Why are Customer Journey Maps important?

As I pointed out earlier, customers expect world-class experiences from every organization they interact with, no matter how large or small. According to Oracle’s Customer Experience Impact Report, 86% of buyers are willing to pay more for a better experience with a brand. They expect a seamless purchase experience and if they don’t find it with your organization, they will quickly go find it somewhere else. The internet has limitless options for today’s consumers, so the best way to win is to provide a flawless experience.

Additionally, we live in an interconnected world, and a bad customer experience often doesn’t stop as soon as the person hits “cancel order.” Many customers will take to social media and review sites to broadcast about the experience, which could negatively impact future sales with other potential customers. According to Temkin, 30% of consumers tell the company after a bad experience. But 50% of those consumers tell their friends, and 15% of those consumers provide feedback online. It’s easy to see how a single bad customer experience doesn’t just impact one customer.

A customer journey map can also reduce the number of assumptions that your organization is likely making about your customers. It’s natural for certain biases to exist when it comes to how your audience interacts with your organization. It’s important to look at the data instead of trusting the beliefs or views of internal teams.

Why does IT need to play a role?

Perhaps a decade ago, it was unlikely that IT would have been a part of these customer journey mapping experiences. But today, IT has to be a part of the exercise because technology is a key component in delivering a seamless customer experience.

For example, one of the leading trends in customer experience is personalization. 80% of consumers are more likely to purchase from brands that offer a personalized experience. To create a personalized experience, like offering relevant product suggestions or targeted ads, requires the use of technology to track and store data about a consumer’s behavior. Even though this may sound like a marketing task, it will be IT that will be implementing the technology and managing the data. Therefore, IT must understand why this technology is necessary and have a role in how it should be implemented and leveraged.

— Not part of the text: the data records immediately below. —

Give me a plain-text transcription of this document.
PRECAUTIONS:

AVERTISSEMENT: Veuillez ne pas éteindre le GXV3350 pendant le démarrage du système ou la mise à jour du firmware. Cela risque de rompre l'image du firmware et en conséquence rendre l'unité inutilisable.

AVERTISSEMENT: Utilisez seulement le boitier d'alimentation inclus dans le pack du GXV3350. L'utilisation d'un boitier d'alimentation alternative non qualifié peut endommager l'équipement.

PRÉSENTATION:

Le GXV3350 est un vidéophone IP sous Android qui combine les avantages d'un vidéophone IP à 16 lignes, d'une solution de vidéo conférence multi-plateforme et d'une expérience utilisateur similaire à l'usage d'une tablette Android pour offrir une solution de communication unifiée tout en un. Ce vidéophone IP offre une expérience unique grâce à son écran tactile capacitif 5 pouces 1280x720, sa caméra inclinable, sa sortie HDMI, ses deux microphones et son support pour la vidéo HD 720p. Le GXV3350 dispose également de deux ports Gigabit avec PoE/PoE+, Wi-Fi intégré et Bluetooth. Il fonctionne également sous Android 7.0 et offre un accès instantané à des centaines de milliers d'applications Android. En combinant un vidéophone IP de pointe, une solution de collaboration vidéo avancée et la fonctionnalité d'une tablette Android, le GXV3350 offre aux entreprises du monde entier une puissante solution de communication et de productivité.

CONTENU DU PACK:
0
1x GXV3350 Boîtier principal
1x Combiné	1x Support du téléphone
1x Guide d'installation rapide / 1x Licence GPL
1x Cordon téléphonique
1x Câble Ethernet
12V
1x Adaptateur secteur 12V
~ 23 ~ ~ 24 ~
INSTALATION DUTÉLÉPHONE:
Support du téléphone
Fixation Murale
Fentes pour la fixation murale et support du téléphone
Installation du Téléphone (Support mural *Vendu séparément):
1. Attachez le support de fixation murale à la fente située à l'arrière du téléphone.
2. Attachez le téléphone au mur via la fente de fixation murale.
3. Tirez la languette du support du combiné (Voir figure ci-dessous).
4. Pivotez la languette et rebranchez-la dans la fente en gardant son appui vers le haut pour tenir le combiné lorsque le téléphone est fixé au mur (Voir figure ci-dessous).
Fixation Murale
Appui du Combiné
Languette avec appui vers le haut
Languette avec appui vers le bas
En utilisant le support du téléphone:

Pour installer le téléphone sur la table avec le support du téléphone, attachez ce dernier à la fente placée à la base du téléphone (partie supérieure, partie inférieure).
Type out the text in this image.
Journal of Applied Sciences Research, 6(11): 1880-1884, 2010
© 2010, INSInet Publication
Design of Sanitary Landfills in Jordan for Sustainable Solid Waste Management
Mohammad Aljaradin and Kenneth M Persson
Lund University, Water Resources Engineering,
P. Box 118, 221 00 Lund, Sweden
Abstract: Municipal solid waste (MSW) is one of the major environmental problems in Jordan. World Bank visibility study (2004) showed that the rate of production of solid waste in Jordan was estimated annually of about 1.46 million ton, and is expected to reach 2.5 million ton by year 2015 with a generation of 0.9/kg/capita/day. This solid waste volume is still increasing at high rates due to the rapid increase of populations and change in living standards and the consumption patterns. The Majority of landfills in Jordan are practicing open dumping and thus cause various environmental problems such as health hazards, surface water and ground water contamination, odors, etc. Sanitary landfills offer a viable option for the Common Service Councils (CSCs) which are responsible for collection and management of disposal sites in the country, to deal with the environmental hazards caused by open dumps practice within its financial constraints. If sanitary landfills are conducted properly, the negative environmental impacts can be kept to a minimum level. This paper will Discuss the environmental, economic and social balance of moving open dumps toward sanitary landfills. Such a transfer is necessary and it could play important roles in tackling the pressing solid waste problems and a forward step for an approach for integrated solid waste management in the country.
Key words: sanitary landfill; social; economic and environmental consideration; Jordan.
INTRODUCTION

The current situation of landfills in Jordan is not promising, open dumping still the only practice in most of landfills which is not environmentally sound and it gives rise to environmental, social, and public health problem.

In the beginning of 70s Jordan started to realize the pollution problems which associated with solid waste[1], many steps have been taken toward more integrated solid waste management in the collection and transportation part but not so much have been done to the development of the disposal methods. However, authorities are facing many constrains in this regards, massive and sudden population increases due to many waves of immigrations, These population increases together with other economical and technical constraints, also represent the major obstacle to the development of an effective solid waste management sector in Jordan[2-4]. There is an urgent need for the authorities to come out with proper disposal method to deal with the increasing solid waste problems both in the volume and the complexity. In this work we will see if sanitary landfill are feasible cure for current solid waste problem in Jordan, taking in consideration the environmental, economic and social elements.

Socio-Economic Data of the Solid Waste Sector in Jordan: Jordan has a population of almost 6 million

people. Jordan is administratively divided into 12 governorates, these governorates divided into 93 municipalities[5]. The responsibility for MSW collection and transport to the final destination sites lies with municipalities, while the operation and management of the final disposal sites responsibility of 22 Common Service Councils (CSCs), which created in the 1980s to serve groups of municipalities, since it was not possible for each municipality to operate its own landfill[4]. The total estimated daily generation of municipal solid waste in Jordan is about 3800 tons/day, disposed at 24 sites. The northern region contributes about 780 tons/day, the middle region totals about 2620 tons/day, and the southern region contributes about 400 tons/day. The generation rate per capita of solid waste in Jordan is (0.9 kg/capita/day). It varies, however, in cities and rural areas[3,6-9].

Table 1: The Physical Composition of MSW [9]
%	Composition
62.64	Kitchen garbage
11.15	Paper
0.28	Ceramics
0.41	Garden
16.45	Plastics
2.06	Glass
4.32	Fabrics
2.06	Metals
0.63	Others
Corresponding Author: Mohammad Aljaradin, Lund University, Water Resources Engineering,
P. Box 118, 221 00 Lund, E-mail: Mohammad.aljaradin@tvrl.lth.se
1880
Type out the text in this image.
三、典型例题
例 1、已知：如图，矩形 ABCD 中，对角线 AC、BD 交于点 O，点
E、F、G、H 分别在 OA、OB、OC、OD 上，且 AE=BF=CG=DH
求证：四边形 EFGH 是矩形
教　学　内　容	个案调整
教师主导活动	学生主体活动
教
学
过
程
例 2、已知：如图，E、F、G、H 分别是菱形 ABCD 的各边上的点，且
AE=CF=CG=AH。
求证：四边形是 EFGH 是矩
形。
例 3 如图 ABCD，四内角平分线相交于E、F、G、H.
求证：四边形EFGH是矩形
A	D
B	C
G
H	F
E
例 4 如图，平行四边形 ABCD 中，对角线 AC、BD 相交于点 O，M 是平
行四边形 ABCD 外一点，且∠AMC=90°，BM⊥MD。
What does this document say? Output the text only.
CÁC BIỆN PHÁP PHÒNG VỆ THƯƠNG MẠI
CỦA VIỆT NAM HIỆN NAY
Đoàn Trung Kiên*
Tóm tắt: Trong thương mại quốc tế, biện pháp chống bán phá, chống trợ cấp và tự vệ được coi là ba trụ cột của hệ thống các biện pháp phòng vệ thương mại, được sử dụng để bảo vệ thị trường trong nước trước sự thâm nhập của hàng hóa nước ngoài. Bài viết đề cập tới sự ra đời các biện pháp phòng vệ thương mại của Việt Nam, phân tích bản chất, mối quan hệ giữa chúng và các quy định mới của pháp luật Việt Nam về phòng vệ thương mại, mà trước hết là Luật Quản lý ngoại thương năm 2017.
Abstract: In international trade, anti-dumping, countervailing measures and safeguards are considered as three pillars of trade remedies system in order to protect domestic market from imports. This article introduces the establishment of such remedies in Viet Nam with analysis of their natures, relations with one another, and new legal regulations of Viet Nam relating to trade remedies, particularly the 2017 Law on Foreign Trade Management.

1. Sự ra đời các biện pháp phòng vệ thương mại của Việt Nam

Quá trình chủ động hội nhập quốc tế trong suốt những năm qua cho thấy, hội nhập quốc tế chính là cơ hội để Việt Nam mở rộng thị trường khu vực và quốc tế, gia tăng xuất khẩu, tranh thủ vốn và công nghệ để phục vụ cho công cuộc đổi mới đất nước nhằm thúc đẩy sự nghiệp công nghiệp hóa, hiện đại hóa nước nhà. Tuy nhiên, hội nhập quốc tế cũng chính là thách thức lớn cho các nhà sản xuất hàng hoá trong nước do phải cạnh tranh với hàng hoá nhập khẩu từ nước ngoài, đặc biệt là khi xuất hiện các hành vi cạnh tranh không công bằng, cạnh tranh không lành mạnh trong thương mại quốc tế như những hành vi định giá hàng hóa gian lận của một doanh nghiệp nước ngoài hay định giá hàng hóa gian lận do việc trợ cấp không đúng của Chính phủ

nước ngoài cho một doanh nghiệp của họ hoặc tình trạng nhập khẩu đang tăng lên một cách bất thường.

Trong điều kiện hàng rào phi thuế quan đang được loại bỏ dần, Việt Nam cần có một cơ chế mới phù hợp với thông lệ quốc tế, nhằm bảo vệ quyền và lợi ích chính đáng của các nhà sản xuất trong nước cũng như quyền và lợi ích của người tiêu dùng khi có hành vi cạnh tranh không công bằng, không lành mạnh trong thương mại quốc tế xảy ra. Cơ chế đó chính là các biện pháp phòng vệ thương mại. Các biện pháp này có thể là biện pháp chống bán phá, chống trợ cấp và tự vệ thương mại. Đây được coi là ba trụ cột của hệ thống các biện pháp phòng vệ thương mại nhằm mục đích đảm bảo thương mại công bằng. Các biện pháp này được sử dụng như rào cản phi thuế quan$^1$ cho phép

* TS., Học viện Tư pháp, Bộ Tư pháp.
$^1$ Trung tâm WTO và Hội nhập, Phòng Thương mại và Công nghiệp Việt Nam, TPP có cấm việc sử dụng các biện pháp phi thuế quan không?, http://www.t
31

What Should IT Do to Be Involved?

Creating a customer journey map is a collaborative project. The best first step any CIO can take to be a part of this project is to break down any silos or any competing goals that may exist with other departments. No single department can “own” the customer journey map. Either everyone is on board and in consensus or you have a flawed map.

The actual creation of the map requires both quantitative and qualitative data. Since CIOs and IT rarely directly interacts with consumers, they won’t have much qualitative data. However, they will have quantitative data found within the systems of engagement and systems of record. The CIO should deliver whatever data they may have about the customer experience, whether that is customer analytics or website data.

Finally, it’s important to remember the overall goal of this experience: it’s to delight the customer in every phase of their journey with you. IT can often hold preconceived notions of what’s the best technology or tool or they can have doubts over whether technology is necessary. These beliefs will only put up roadblocks in the process. Let the needs of the customer drive this process. As Steve Jobs once said back in 1995, “You’ve got to start with the customer experience and work back to the technology — not the other way around.” For CIOs to succeed they must open their eyes to the journey the customer is on and then work to support it.

Customer journey mapping is an important exercise that every organization should do and IT shouldn’t miss out on the opportunity to help shape the experience for the customer. By bringing the right data, clarifying the needs and understanding the wants, IT can deliver the technology that will enable fantastic customer experiences and support the company in their business goals.